Ces dispositions passèrent dans la législation lors de la révolution française. Aujourd’hui, la profondeur minimum d’inhumation par défaut est toujours de 1,50 mètres, sauf arrêté municipal contraire (le maire pouvant définir une profondeur moindre) et, si le vide sanitaire n’a aucune existence légale en France (exception faite d’arrêtés municipaux locaux), beaucoup de monuments en sont encore pourvus.

Bien d’autres inventions de moindre importance ont été créées de toutes pièces pour faire face aux morts de la peste. Mais les principales sont ici, et bon nombre des outils, noms et usages de nos jours viennent directement des grandes épidémies de peste.

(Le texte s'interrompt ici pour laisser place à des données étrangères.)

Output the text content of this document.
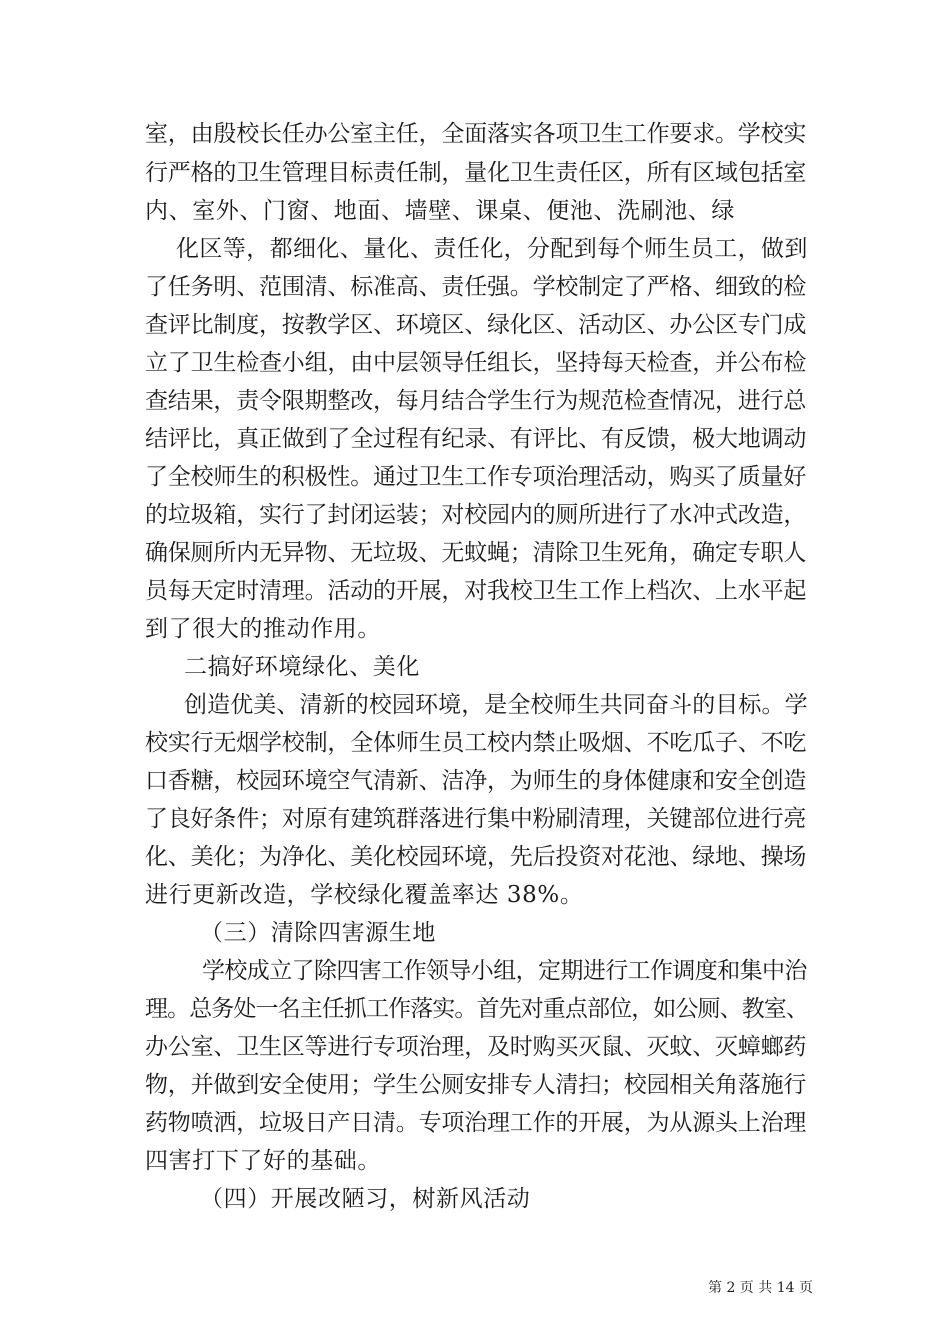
室，由殷校长任办公室主任，全面落实各项卫生工作要求。学校实
行严格的卫生管理目标责任制，量化卫生责任区，所有区域包括室
内、室外、门窗、地面、墙壁、课桌、便池、洗刷池、绿
化区等，都细化、量化、责任化，分配到每个师生员工，做到
了任务明、范围清、标准高、责任强。学校制定了严格、细致的检
查评比制度，按教学区、环境区、绿化区、活动区、办公区专门成
立了卫生检查小组，由中层领导任组长，坚持每天检查，并公布检
查结果，责令限期整改，每月结合学生行为规范检查情况，进行总
结评比，真正做到了全过程有纪录、有评比、有反馈，极大地调动
了全校师生的积极性。通过卫生工作专项治理活动，购买了质量好
的垃圾箱，实行了封闭运装；对校园内的厕所进行了水冲式改造，
确保厕所内无异物、无垃圾、无蚊蝇；清除卫生死角，确定专职人
员每天定时清理。活动的开展，对我校卫生工作上档次、上水平起
到了很大的推动作用。
二搞好环境绿化、美化
创造优美、清新的校园环境，是全校师生共同奋斗的目标。学
校实行无烟学校制，全体师生员工校内禁止吸烟、不吃瓜子、不吃
口香糖，校园环境空气清新、洁净，为师生的身体健康和安全创造
了良好条件；对原有建筑群落进行集中粉刷清理，关键部位进行亮
化、美化；为净化、美化校园环境，先后投资对花池、绿地、操场
进行更新改造，学校绿化覆盖率达 38%。
（三）清除四害源生地
学校成立了除四害工作领导小组，定期进行工作调度和集中治
理。总务处一名主任抓工作落实。首先对重点部位，如公厕、教室、
办公室、卫生区等进行专项治理，及时购买灭鼠、灭蚊、灭蟑螂药
物，并做到安全使用；学生公厕安排专人清扫；校园相关角落施行
药物喷洒，垃圾日产日清。专项治理工作的开展，为从源头上治理
四害打下了好的基础。
（四）开展改陋习，树新风活动
第 2 页 共 14 页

Note : sur les origines du mot croque-morts. Je suis parfaitement conscient que l’Académie Française a décrété que « croque-morts » venait du vieux français « croquer » qui signifie « faire disparaître ». J’attirerai simplement l’attention du lecteur sur le fait que les Immortels ont décidé cela au terme d’une dure après-midi de travail, sans recherches préalables. L’origine que je cite vient, elle, d’historiens spécialisés (Patrick Boucheron, Christophe Picard, Jacques Le Goff, Georges Minois Etc…) qui EUX ont travaillé le sujet. Ceci dit avec tout le respect dû à l’Académie Française.